OMS Server High Availability

Overview

Universal Message Service (OMS) is a communication middleware component providing network communications between the distributed Universal Automation Center components. OMS availability is a core requirement for a majority of the Universal Automation Center services. Universal Automation Center deployment requiring near 100% reliability and availability requires an OMS High Availability (HA) cluster deployment.

An OMS HA cluster consists of one active OMS Server and one or more inactive (passive) OMS Servers sharing a common OMS message database. OMS clients are configured with a list of OMS server addresses, one address for each OMS Server in the HA cluster. If the active OMS Server become unavailable, one of the inactive OMS Servers automatically assumes the role of the active OMS Server. OMS clients detect that the original active OMS Server is not available and automatically fail-over to the new active OMS Server. The shared OMS message database Ensures that no messages are lost when there is a change in the active OMS Server.

The following diagram illustrates a simple HA cluster configuration. It consists of two OMS Servers deployed on two different machines. OMS Server 1 is the active OMS Server and OMS Server 2 is the inactive OMS Server. Both OMS Servers share a common OMS message database. The OMS clients connect to the active OMS Server.
 

High Availability Configuration

Configuring an HA cluster consists of the following steps:
 

Step 1

Deploy the OMS message database on a shared file system that is available to all OMS Server cluster members.

Step 2

Configure the OMS Server cluster members to use the shared OMS message database.

Step 3

Configure the OMS clients with the list of OMS server cluster members.

Shared OMS Message Database

The OMS message database must reside on a shared file system accessible by each of the OMS Server cluster members. The shared OMS message database is utilized for the following capabilities:

  1. The active OMS server selection process.
  2. OMS message availability in fail-over scenarios.

The OMS Server cluster members determine the active OMS Server by obtaining an exclusive lock on a lock file in the OMS message database directory. The active OMS Server holds the file lock for the entire time it is executing. The inactive OMS Servers check every three seconds to see if the file lock is available. If the active OMS Server terminates, the exclusive file lock will be released, allowing one of the inactive OMS Servers to obtain exclusive access to the file lock.

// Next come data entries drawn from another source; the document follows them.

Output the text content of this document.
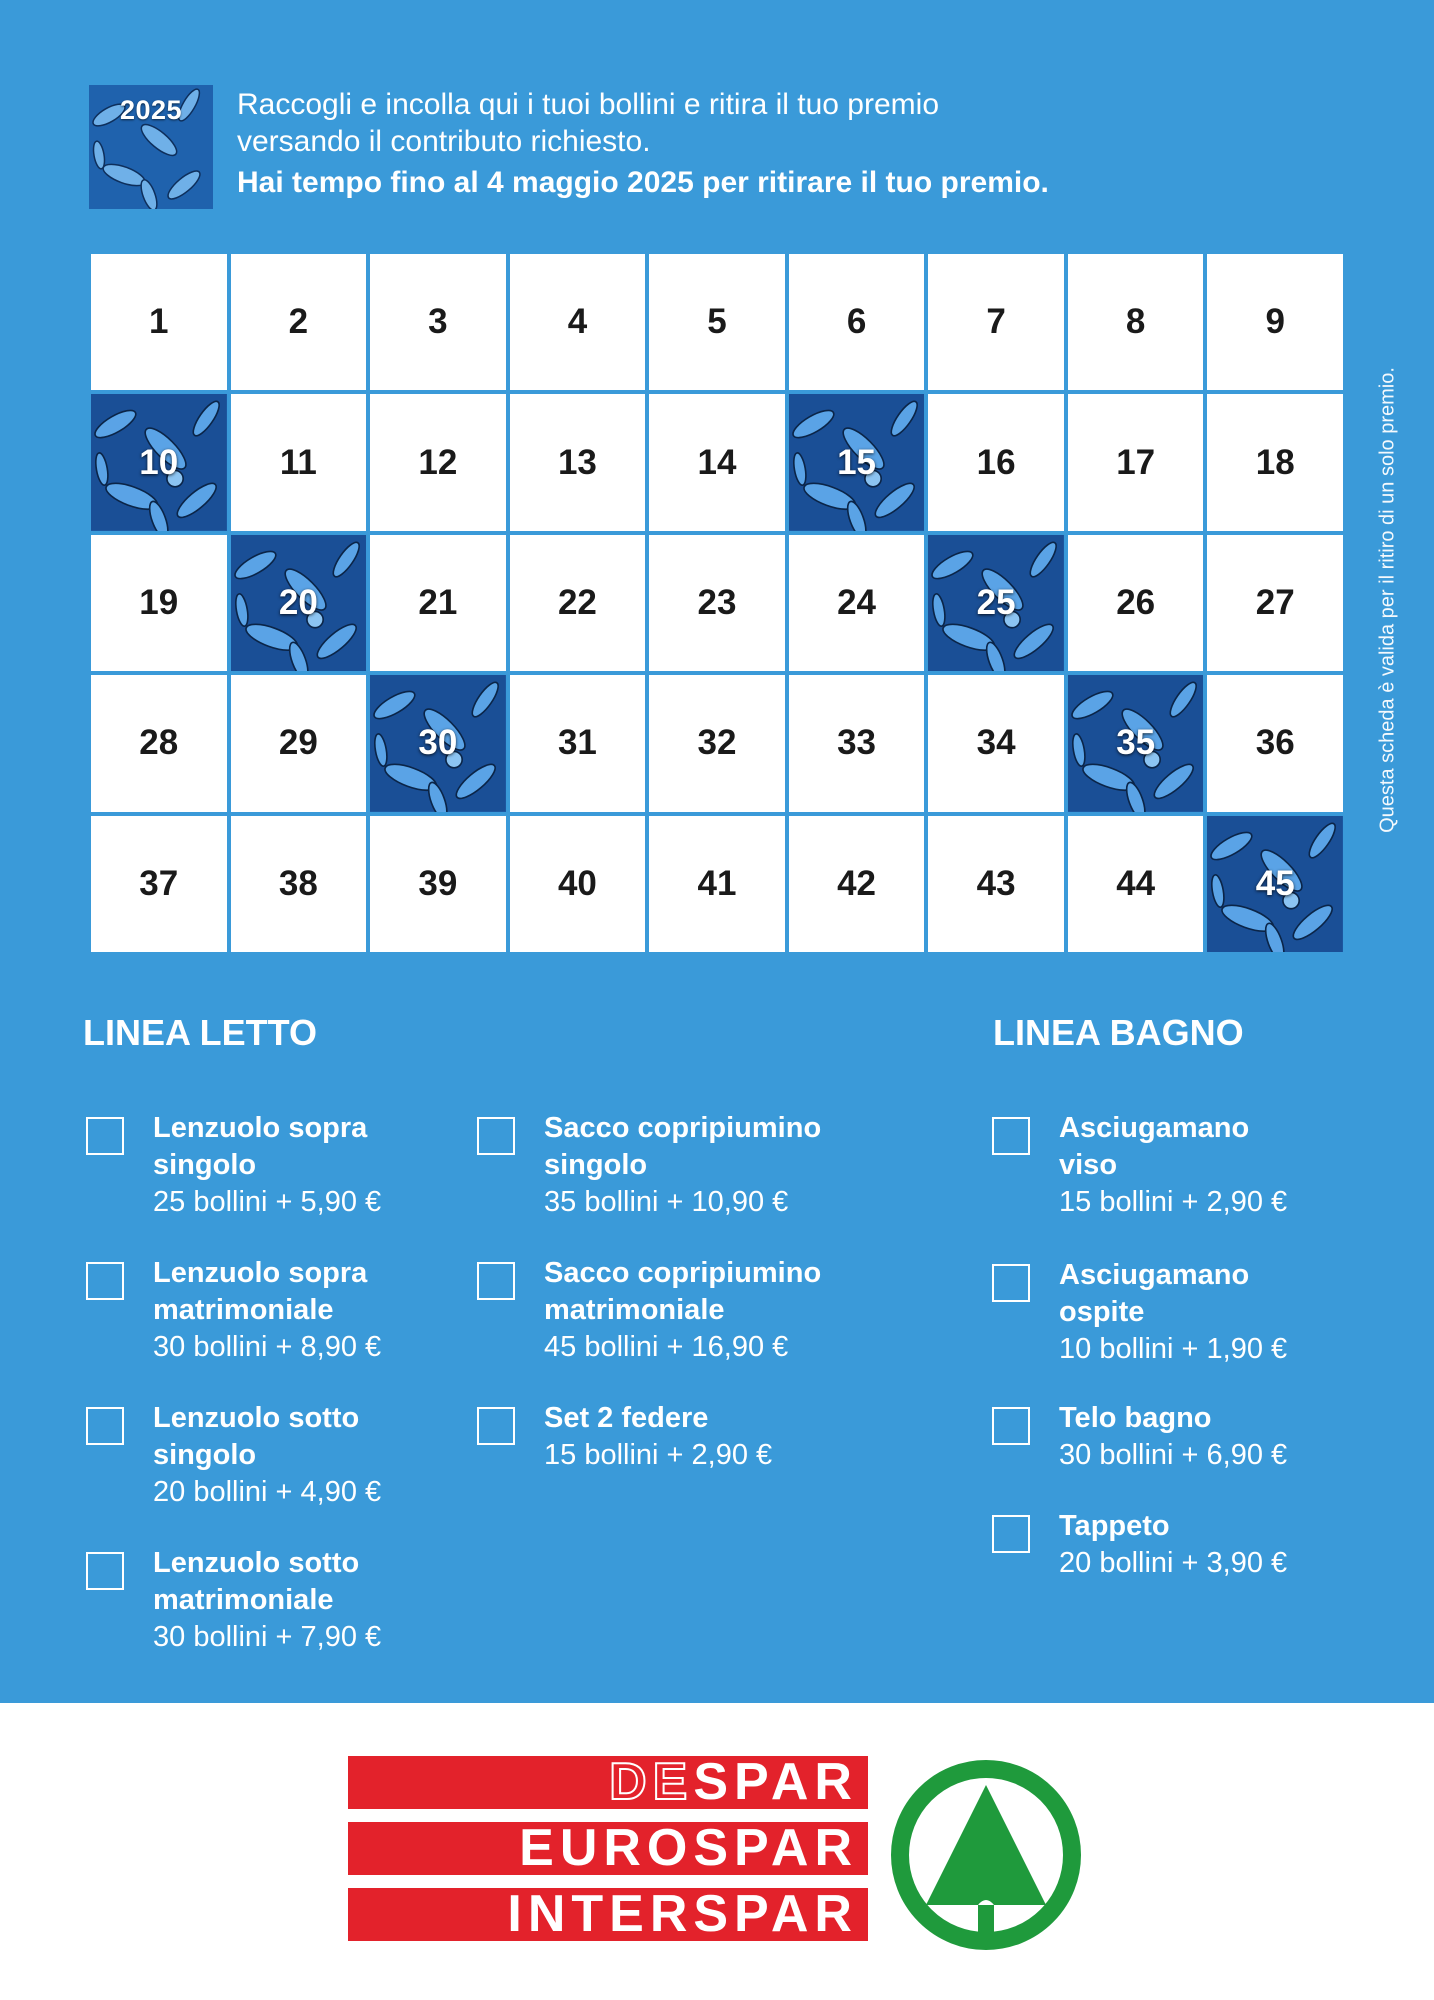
2025	Raccogli e incolla qui i tuoi bollini e ritira il tuo premio
versando il contributo richiesto.
Hai tempo fino al 4 maggio 2025 per ritirare il tuo premio.
1	2	3	4	5	6	7	8	9
10	11	12	13	14	15	16	17	18
19	20	21	22	23	24	25	26	27
28	29	30	31	32	33	34	35	36
37	38	39	40	41	42	43	44	45
Questa scheda è valida per il ritiro di un solo premio.
LINEA LETTO
Lenzuolo sopra
singolo
25 bollini + 5,90 €
Lenzuolo sopra
matrimoniale
30 bollini + 8,90 €
Lenzuolo sotto
singolo
20 bollini + 4,90 €
Lenzuolo sotto
matrimoniale
30 bollini + 7,90 €
Sacco copripiumino
singolo
35 bollini + 10,90 €
Sacco copripiumino
matrimoniale
45 bollini + 16,90 €
Set 2 federe
15 bollini + 2,90 €
LINEA BAGNO
Asciugamano
viso
15 bollini + 2,90 €
Asciugamano
ospite
10 bollini + 1,90 €
Telo bagno
30 bollini + 6,90 €
Tappeto
20 bollini + 3,90 €
DESPAR
EUROSPAR
INTERSPAR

The OMS Server that obtains the file lock becomes the active OMS Server in the cluster.

The file system on which the OMS message database resides may be on a SAN or a network file system. The file system must support distributed file locks. On POSIX-based systems, such as UNIX and Linux, NFS version 4 or higher may be used. NFS version 3 does not support reliable file locks and must not be used. On Windows-based systems, SMB accessible file systems do provide support for file locks. Other network file systems are available. Check with the file system vendor to determine if POSIX compliant distributed file locks are supported.

The shared file system on which the OMS message database is located should be deployed as an HA configuration. If the shared file system becomes unavailable, the OMS HA cluster members will not have access to the OMS message database and will be rendered inoperable.

OMS Server Cluster

An OMS Server cluster consists of two or more OMS Servers sharing a common OMS message database. The OMS Servers should be installed on different machines in order to provide fault tolerance in the case of machine failure. The OMS message database contains platform-specific data types. Consequentially, all OMS Servers in the HA cluster must be installed on the same operating systems and hardware architectures - data size (32-bit or 64-bit) and encoding (little-endian or big-endian) - must be the same between all OMS Server cluster members.

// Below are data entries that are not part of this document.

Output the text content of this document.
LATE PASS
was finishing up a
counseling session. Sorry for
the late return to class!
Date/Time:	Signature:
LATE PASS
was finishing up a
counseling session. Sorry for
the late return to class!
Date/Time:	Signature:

Each OMS Server in the HA cluster must be configured to use the same, shared OMS message database. The OMS Server SPOOL_DIRECTORY OMS configuration option specifies the location of the OMS message database. Its value must be the same for all cluster members.

OMS Clients

OMS clients are configured with the address of the OMS Server used for network communications. OMS clients support using both a single, non-HA OMS Server as well as an OMS Server HA cluster. In the case of an HA cluster, the OMS clients support automatic fail-over between the OMS Server cluster members. OMS clients utilize an OMS HA cluster by configuring the OMS clients with an ordered, comma-separated list of OMS Server addresses. The OMS Servers specified in the address list must be members of the same HA cluster. If an OMS Server is specified that is not a member of the same OMS HA cluster, the results are unpredictable.

Below is an example OMS Server HA cluster address list.

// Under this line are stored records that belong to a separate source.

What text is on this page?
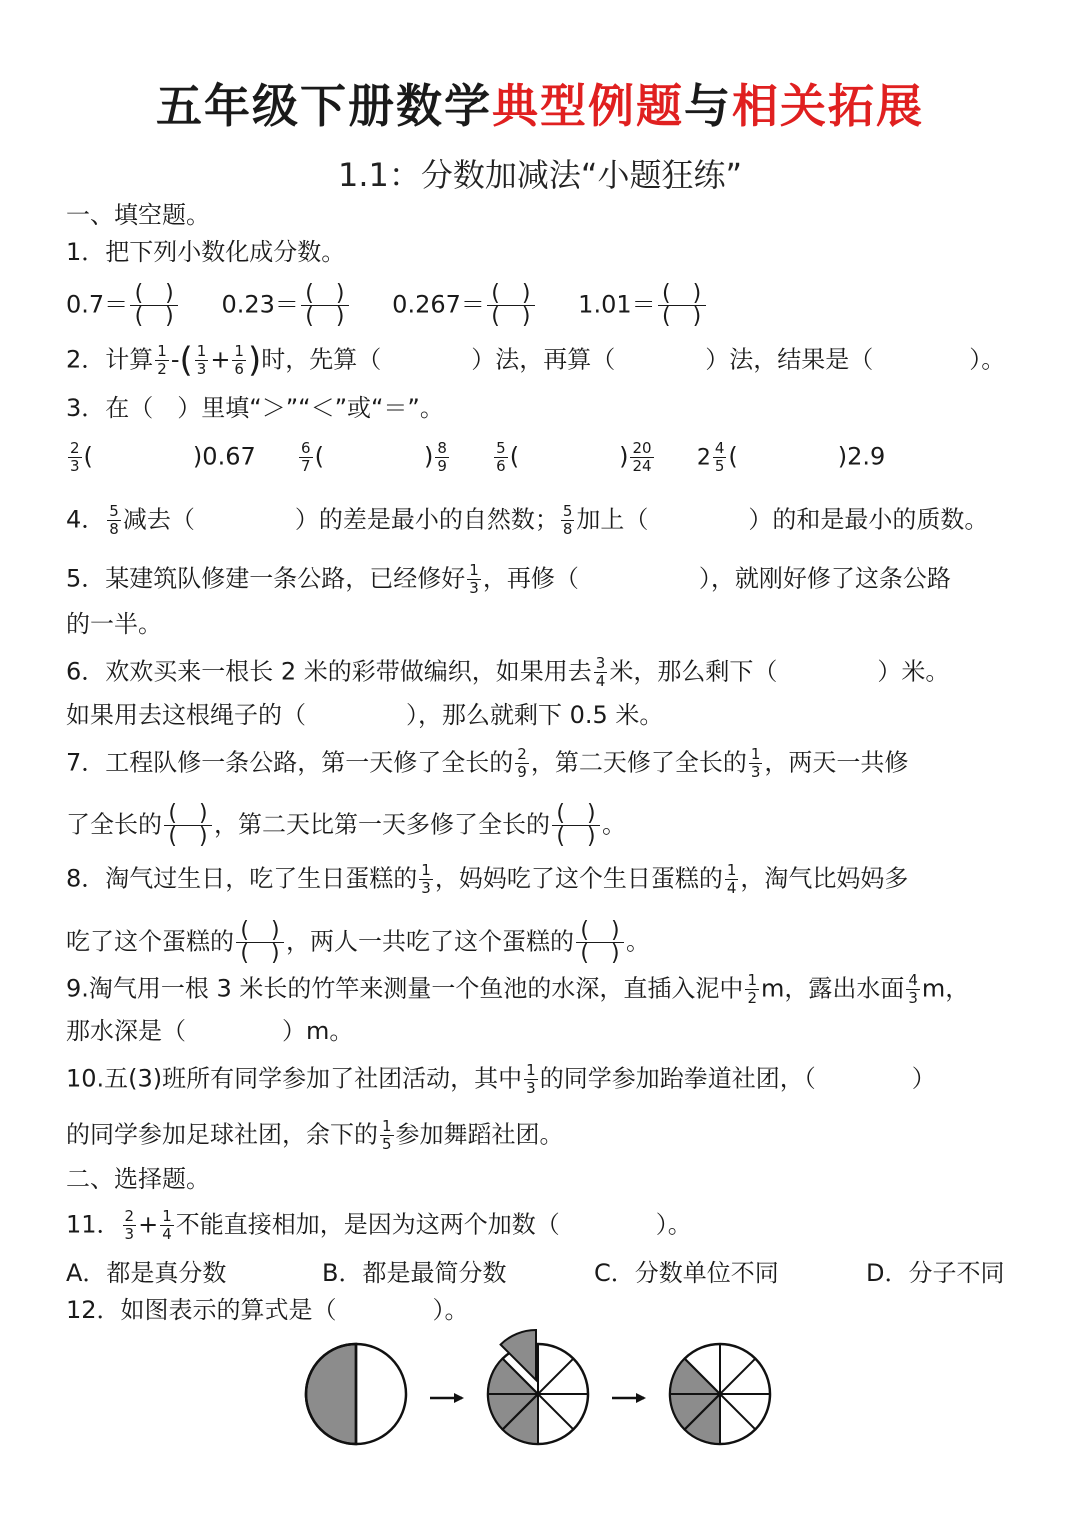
五年级下册数学典型例题与相关拓展
1.1：分数加减法“小题狂练”
一、填空题。
1．把下列小数化成分数。
$0.7= \frac{( )}{( )} 0.23= \frac{( )}{( )} 0.267= \frac{( )}{( )} 1.01= \frac{( )}{( )}$
2．计算 $\frac{1}{2}$ -( $\frac{1}{3} + \frac{1}{6}$ )时，先算（	）法，再算（	）法，结果是（	）。
3．在（　）里填“＞”“＜”或“＝”。
$\frac{2}{3}$ (	)0.67	$\frac{6}{7}$ (	) $\frac{8}{9}$
	$\frac{5}{6}$ (	) $\frac{20}{24} 2 \frac{4}{5}$ (	)2.9
4． $\frac{5}{8}$ 减去（	）的差是最小的自然数； $\frac{5}{8}$ 加上（	）的和是最小的质数。
5．某建筑队修建一条公路，已经修好 $\frac{1}{3}$ ，再修（	），就刚好修了这条公路
的一半。
6．欢欢买来一根长 2 米的彩带做编织，如果用去 $\frac{3}{4}$ 米，那么剩下（	）米。
如果用去这根绳子的（	），那么就剩下 0.5 米。
7．工程队修一条公路，第一天修了全长的 $\frac{2}{9}$ ，第二天修了全长的 $\frac{1}{3}$ ，两天一共修
了全长的 $\frac{( )}{( )}$ ，第二天比第一天多修了全长的 $\frac{( )}{( )}$ 。
8．淘气过生日，吃了生日蛋糕的 $\frac{1}{3}$ ，妈妈吃了这个生日蛋糕的 $\frac{1}{4}$ ，淘气比妈妈多
吃了这个蛋糕的 $\frac{( )}{( )}$ ，两人一共吃了这个蛋糕的 $\frac{( )}{( )}$ 。
9.淘气用一根 3 米长的竹竿来测量一个鱼池的水深，直插入泥中 $\frac{1}{2}$ m，露出水面 $\frac{4}{3}$ m，
那水深是（　　　　）m。
10.五(3)班所有同学参加了社团活动，其中 $\frac{1}{3}$ 的同学参加跆拳道社团，（	）
的同学参加足球社团，余下的 $\frac{1}{5}$ 参加舞蹈社团。
二、选择题。
11． $\frac{2}{3} + \frac{1}{4}$ 不能直接相加，是因为这两个加数（　　　　）。
A．都是真分数	B．都是最简分数	C．分数单位不同	D．分子不同
12．如图表示的算式是（　　　　）。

oms1.acme.com,oms2.acme.com,oms3.acme.com

OMS clients will connect to the first OMS Server in the OMS Server address list, oms1.acme.com. If that OMS server is not available, the OMS client will attempt to connect to the next OMS Server in the list, oms2.acme.com, and so on, until it has successfully connected to an OMS Server. If none of the OMS Servers are available, the OMS client will wait for a period of time and try again to establish a connection with one of the OMS Servers. When an OMS client establishes a connection, it will utilize the OMS Server for network communications. If the connection fails for any reason, the OMS client will start the process of establishing a connection with the next OMS Server in the OMS Server list until it is successful.

See the documentation for a specific OMS client for details on how the OMS Server address list is specified for that OMS client.